Sama podróż była jednym wielkim odpoczynkiem z książką, której czytanie przerywały posiłki. Dudzie też było dobrze, z wyjątkiem moich posiłków, cały dzień spędziła na pokładzie bawiąc się z innymi psami lub podsypiając na słońcu.


"MÓJ" FRED OLSEN

Powrót do domu był wielką radością, zwłaszcza, że Beatka wzięła ogrodników i nie trzeba było od razu odgruzowywać ogrodu, który zwykle był nieziemsko zarośnięty.

To tyle. Dwa i pół miesiąca poza domem upłynęło tak szybko jak upływa życie. Powrót do normalności to codzienne poranne korki w drodze do szkoły Moany. Zbieranie dokumentów na jej roczny wyjazd do USA, a wczoraj grzybów. Idę więc je marynować.

Pozdrawiamy wszystkich już zapewne świątecznie i noworocznie.

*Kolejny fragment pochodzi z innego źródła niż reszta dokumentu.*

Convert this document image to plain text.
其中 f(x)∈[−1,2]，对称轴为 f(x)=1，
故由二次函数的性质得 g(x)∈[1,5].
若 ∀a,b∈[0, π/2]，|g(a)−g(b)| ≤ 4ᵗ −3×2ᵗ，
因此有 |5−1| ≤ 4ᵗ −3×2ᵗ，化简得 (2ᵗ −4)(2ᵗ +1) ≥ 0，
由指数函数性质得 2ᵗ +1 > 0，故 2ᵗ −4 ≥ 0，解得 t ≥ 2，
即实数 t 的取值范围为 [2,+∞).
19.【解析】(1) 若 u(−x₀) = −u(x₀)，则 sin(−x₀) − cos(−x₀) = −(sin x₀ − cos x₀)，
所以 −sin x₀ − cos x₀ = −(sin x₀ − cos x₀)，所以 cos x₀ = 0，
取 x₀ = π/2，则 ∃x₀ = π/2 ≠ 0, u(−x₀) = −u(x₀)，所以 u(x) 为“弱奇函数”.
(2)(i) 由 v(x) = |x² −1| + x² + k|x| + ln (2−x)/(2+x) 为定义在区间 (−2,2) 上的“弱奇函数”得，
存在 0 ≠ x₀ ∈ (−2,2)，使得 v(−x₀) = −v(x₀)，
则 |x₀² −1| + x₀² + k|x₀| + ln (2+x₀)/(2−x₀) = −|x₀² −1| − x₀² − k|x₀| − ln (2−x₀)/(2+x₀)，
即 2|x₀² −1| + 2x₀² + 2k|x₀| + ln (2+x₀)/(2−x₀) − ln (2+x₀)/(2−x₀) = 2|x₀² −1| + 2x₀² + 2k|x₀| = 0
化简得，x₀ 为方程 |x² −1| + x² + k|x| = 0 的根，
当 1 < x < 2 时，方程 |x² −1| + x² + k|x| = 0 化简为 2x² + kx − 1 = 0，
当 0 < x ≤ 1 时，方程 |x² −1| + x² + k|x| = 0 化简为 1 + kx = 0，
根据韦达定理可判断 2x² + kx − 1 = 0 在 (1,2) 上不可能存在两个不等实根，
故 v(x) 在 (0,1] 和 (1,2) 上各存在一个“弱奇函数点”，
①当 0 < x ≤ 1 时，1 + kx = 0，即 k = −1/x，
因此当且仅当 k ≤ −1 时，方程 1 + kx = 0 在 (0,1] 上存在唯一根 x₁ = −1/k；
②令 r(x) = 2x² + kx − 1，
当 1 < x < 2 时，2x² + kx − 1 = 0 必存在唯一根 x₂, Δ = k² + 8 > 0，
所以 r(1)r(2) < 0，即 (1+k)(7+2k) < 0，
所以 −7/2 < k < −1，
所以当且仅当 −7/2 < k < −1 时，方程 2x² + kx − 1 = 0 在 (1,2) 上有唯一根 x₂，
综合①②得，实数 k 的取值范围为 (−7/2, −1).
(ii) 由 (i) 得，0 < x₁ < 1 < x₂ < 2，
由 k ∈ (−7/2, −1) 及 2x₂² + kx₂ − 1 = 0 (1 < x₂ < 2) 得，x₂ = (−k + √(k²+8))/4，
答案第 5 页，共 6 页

Ach, jeszcze na koniec moje urodzinowe zdjęcie:


 

         

  

 

        

       

 

 

 

   

 

 

 

  

 

  

 

       



Komentarze

  1. Cudownie, dziękuję za Twój wpis, tak długo czekałam:) Najlepszości dla Was wszystkich 😘

    OdpowiedzUsuń
  2. Miło zobaczyć kilka znajomych miejsc z innego punktu widzenia. Pozdrowionka! (ta aplikacja to chyba "TROPTER"?)

    OdpowiedzUsuń
    Odpowiedzi
    1. Tak, Tropter, już poprawiłem. Dzięki i też pozdrowienia.